I think I might have given someone a daily racist experience last night.
I was working with two classmates on a design project for advertising class. I'll go ahead and mention that they are Black and Latina. We were collaborating with each other on print ads. Something else we worked on was a magazine cover (not mine). it was a picture of a mom opening her blouse to reveal the superman costume but with an "m" instead of an "s". She was surrounded by kids, her husband, pets, etc, and all of them are wearing clothing with different colors. Overall, the illustration has every color you can imagine and it took up the whole page, so when several chunks of text were placed on top of it the each one changed color depending on what was behind it. The whole thing just looked busy and tacky to me, and it was really hard to read. So I offered to fix it. I made the illustration smaller and centered it. The white background was more pronounced and all the text was dark red (for contrast) and positioned around the illustration instead of on top of it. While I was doing this they would make comments drained of enthusiasm which I didn't think much of at the time. "oh, he's taking away the color, " "he's making it more white," "it has less color now," etc. I just kept working on it, even though I also started feeling uncomfortable but I couldn't figure out why. When I got home an hour ago, I thought about it and felt a chill when I realized that, to them, maybe the colors represented diversity or had a cultural significance. And like some kind of ethnocentric asshole, I went in there and started eliminating what they connected to in order to add more white space, lol.

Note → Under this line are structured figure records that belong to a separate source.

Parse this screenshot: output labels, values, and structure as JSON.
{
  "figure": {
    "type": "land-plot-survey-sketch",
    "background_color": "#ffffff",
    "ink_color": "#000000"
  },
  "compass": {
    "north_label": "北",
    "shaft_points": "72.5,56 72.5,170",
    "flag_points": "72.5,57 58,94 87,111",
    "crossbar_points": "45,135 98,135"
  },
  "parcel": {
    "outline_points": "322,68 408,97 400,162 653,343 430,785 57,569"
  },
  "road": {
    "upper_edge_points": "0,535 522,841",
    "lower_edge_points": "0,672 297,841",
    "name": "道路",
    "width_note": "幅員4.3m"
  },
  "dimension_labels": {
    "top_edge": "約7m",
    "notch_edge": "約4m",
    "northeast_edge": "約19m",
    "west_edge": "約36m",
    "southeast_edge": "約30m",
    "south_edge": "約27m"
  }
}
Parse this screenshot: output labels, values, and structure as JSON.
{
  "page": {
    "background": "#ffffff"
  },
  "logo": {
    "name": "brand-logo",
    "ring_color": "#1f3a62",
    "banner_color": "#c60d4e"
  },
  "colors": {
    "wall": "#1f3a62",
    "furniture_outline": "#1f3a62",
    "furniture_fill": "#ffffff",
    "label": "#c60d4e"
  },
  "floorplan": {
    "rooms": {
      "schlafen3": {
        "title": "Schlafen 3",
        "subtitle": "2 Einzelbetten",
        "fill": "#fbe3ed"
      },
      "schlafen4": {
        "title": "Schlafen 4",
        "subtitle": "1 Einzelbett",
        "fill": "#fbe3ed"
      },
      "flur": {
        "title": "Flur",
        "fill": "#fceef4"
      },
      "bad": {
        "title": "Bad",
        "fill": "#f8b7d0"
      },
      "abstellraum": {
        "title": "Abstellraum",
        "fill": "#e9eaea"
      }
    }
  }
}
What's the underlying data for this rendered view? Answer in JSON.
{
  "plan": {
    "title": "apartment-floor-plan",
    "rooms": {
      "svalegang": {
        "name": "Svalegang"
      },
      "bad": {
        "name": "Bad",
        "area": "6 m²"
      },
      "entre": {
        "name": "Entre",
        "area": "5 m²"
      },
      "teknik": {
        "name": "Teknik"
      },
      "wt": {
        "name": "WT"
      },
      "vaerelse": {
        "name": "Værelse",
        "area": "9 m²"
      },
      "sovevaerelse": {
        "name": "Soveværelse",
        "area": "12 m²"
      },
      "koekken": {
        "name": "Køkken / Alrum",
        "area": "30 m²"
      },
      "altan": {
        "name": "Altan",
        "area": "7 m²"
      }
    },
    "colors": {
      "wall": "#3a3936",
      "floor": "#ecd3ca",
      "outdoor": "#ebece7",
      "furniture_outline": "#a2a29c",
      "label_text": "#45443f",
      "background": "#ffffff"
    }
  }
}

So when I arrived home I started thinking about it. Knowing that so, SO much of society in the united states (of which I am a citizen) is still infected with very subtle white supremest conceptions (we see it everywhere in the media, and advertising is of course no exception), could there be something inherently prejudice with the design philosophy for advertising and communication design that is taught in our schools and practiced in most studios and offices around the country? If you look at the vast majority of art from ethnicities around the world that are largely made up of folks who aren't white, you'll see that most of the artwork produced is extremely rich and varied in color. Mexican art, Indonesian art, African art, Indian art, Native American art, Chinese art, and so on. I'm not going to be too general and say something like, "the art of cultures largely made up of white people have blander colors than that of cultures largely made up of 'non-white' people," because that has to be a stereotype. But I imagine that many Americans of African or Mexican decent who have close ties to their culture (like my two friends, which I know because they told me so) and its art might feel that many of the 'standard' design styles in this country are bland and not as exciting to look at. I mean, one of the main rules of design is "simplicity is important". You're told to "use color sparingly", and that colors each have a definite mood/meaning (orange is joy, happiness, nostalgia or ignorance and deceit. That's it, it can't mean anything else, apparently.) We see a lot of websites/graphics/ads like these:
Images that, though clever at times, reek of Milquetoast, corporate influence. Basically, images that I grew up thinking were acceptable advertising/design.
So, what I'm trying to figure out in my head is, was I imposing a design philosophy on people of color that has some root in white supremacy? Or, if not that, western ethnocentrism? Could something that is really (to me) about little more than arranging colors, shapes and text on a page until I and the person paying me both say, "dig it", be loaded with destructive racist or ethnocentric baggage? Am I over-analyzing this? In my mind at the time, I just felt that what I saw was tacky and hard to read, so it needed to be improved in those areas. Nothing more, nothing less. I just hope I'm not subconsciously practicing a very, very subtle form of white supremacy, and if I am I want to change it ASAP. I still haven't talked to them about this, and I plan to when I see them next.
Anyway, enough "deep thoughts" for now. There's a strong possibility that I'm overanalyzing, as I tend to do. I just want to bring it up because I'm ignorant of other cultures sometimes and if every person who said something racist or ethnocentric went on believing that what he/she said wasn't as hurtful as it was, progress towards social justice would be impossible.